Happy New Year! Much as I love the holiday season, I always find I relish quiet, cool January days, settling back into work with a steaming cup of tea and plentiful (or at least more plentiful than in December) time. My WIP, the next Malcolm & Suzanne book, now has a working title, The London Gambit, and I’ve started the new year off by going over my draft of the book so.
I always say I’m the sort of writer who plots in advance, but the truth is a bit more complicated. I do need to do quite a bit of advance thinking and note taking before I can start to draft scenes. I lay out plot ideas on the wonderful Scrivener corkboard and move them around and start to build the story. But at a certain point I need to start actually drafting some of the scenes. It’s as though I need to flesh out the scenes to see how they work, how the characters interact, how different plot strands twist together. Often the very process of writing the scenes gives me additional plot ideas . And in and around writing, I’m continuing to think about the plot and making notes.
I write many of these early scenes out of order – skipping parts of the story I’m not sure of and fleshing out the scenes I know I need. Often I’m not sure where a given scene will fall in the arc of the story when I first draft it. In the past couple of weeks I’ve begun to organize the scenes I have. I spent a couple of days last week not trying to write at all, just playing with index cards on the corkboard and seeing how the story can fit together. A clear structure for the first “act” of the book emerged pretty quickly – which required some additional scenes to connect what I’d already written and sent me back to drafting new material, while I also edited the scenes I’d already written. Now I’m mulling how the second act fits together, though the turning point into Act III is clearly marked.
So for me, plotting the book and drafting scenes are inextricably intertwined, which was never more clear to me than working on The London Gambit over the past few days. While I don’t think I could write without plotting in advance, I also don’t think I could comfortably plot an entire book without fleshing out some scenes along the way. And just as stepping back and thinking about the plot gives me ideas for scenes, sometimes writing a scene gives me plot ideas.
Writers, how do you approach plotting? Has your approach changed through the years? Readers, any questions about plotting?
And to welcome in the new year, I’ve just posted a new Fraser Correspondence letter from Mélanie/Suzanne to Dorothée written in early January 1816.
January 11, 2013 at 2:26 am
I’ve been trying to write for a year now and I think I work more or less the same way as you do.

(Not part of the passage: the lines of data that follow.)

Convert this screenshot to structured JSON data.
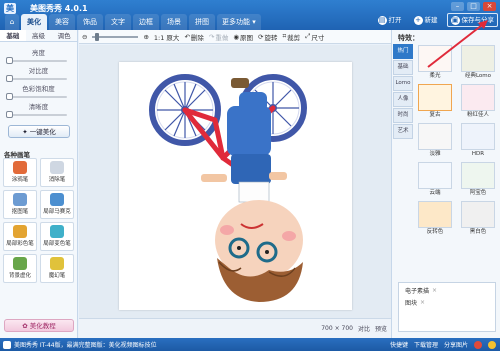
{
  "app": {
    "title": "美图秀秀 4.0.1"
  },
  "tabs": [
    {
      "label": "⌂",
      "name": "home"
    },
    {
      "label": "美化",
      "name": "beautify",
      "active": true
    },
    {
      "label": "美容",
      "name": "cosmetic"
    },
    {
      "label": "饰品",
      "name": "accessories"
    },
    {
      "label": "文字",
      "name": "text"
    },
    {
      "label": "边框",
      "name": "frame"
    },
    {
      "label": "场景",
      "name": "scene"
    },
    {
      "label": "拼图",
      "name": "collage"
    },
    {
      "label": "更多功能 ▾",
      "name": "more"
    }
  ],
  "top_actions": {
    "open": "打开",
    "new": "新建",
    "save": "保存与分享"
  },
  "left": {
    "subtabs": [
      "基础",
      "高级",
      "调色"
    ],
    "sliders": [
      {
        "label": "亮度",
        "value": 0
      },
      {
        "label": "对比度",
        "value": 0
      },
      {
        "label": "色彩饱和度",
        "value": 0
      },
      {
        "label": "清晰度",
        "value": 0
      }
    ],
    "onekey": "一键美化",
    "section_title": "各种画笔",
    "tools": [
      {
        "label": "涂鸦笔",
        "color": "#e26b3a"
      },
      {
        "label": "消除笔",
        "color": "#cfd7e2"
      },
      {
        "label": "抠图笔",
        "color": "#6c9bd2"
      },
      {
        "label": "局部马赛克",
        "color": "#4c8fd0"
      },
      {
        "label": "局部彩色笔",
        "color": "#e3a431"
      },
      {
        "label": "局部变色笔",
        "color": "#3fb0c9"
      },
      {
        "label": "背景虚化",
        "color": "#68a64a"
      },
      {
        "label": "魔幻笔",
        "color": "#e0c23b"
      }
    ],
    "beauty_btn": "美化教程"
  },
  "toolbar": {
    "zoom_label": "1:1 原大",
    "rotate": "删除",
    "redo": "重做",
    "original": "原图",
    "rotate_btn": "旋转",
    "crop": "裁剪",
    "resize": "尺寸"
  },
  "status": {
    "size": "700 × 700",
    "compare": "对比",
    "preview": "预览"
  },
  "right": {
    "title": "特效：",
    "categories": [
      "热门",
      "基础",
      "Lomo",
      "人像",
      "时尚",
      "艺术"
    ],
    "effects": [
      {
        "label": "柔光"
      },
      {
        "label": "经典Lomo"
      },
      {
        "label": "复古",
        "selected": true
      },
      {
        "label": "粉红佳人"
      },
      {
        "label": "淡雅"
      },
      {
        "label": "HDR"
      },
      {
        "label": "云端"
      },
      {
        "label": "阿宝色"
      },
      {
        "label": "反转色"
      },
      {
        "label": "黑白色"
      }
    ],
    "applied": [
      "电子素描",
      "图块"
    ]
  },
  "statusbar": {
    "left": "美图秀秀 IT-44版，最满完整图版：美化视频图标技位",
    "right1": "快捷键",
    "right2": "下载管理",
    "right3": "分享图片"
  },
  "colors": {
    "accent": "#1f63b3",
    "bike_red": "#e02a3a",
    "bike_blue": "#4057a8"
  }
}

I had, twice even, started a story by writing a full outline and even drafting scenes. All that just to realise, while writing the actual stories, that I had it all wrong. That what I wanted to write didn’t agree with the characters (or rather, the characters refused to do as I bid them), and that I needed to think all over again. I find that just as you explained, writing gives me more ideas, and I need to write to get to know the characters… It happens more often than not that I write a scene, to just erase everything and write it all over again because I realised that the way I described the characters wasn’t what I / they wanted…

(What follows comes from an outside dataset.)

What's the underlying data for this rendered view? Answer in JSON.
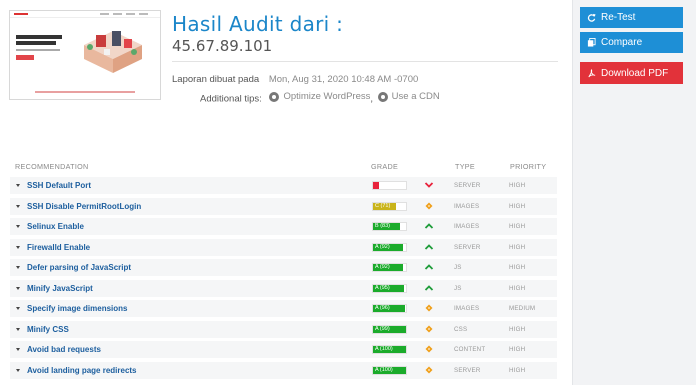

Which brings another question to my mind (sorry to bother you with so many questions about writings tips and advice all the time – call me curious!)… I find that quite hard to get to know a character without writing the story. When you first wrote about Charles and Melanie, how did you get acquainted with them? Where they all shaped and clear in your mind?
Just right now, I’m trying your method, writing the scenes that I have in mind instead of trying painfully to write chronologically and remain stuck many days on one scene because I have no idea how to get my characters from one point to another! 🙂
Hoping it’s going to work… 🙂
January 11, 2013 at 5:40 pm
I was struck by your use of the words “act” and “scene.” I usually connect them with plays or film/video, but they DO seem appropriate for stories and novels as well. Tracy, I have always appreciated how you provide such clear images of your characters and settings. Do you think that your involvement with opera has influenced how you work on your books? I also believe that your books would translate wonderfully well to film.
Happy New Year!
Kay
January 11, 2013 at 10:00 pm
I love writing questions, Céline! I need to get to know my characters through writing too. Now I know Mel/Suzette and Charles/Malcolm so well I can jump into a scene with them pretty quickly. Like settling in for a chat with old friends. But it wasn’t that way at first. I wrote endless drafts of the first scene between them in Secrets of a Lady/Daughter of the Game, trying to capture who they were and what their relationship was like.
January 11, 2013 at 10:05 pm
Thanks, Kay! I like to think of my books as films as well :-). I do think my love of opera and my work in theatre influence how I write. I actually wasn’t as visualize a writer when I first started out – I tended to mostly write dialogue, like a script. I trained myself to be more visual by watching what the camera does in film, and I visualize my books like movies or plays when I write. Because of my theatre training I think I naturally think in terms of scenes and acts (and I think of my different drafts like the rehearsal process). Since Daughter of the Game, I’ve consciously written in classic three act film structure, with roughly the first quarter of the book the first act, the the two middle quarters the second act (with the midpoint at about the 50% mark), and the last quarter the third act. Once I have the plot points that pivot from Act I to Act II and from Act II to Act III identified and also the midpoint, the plot tends to fall into place.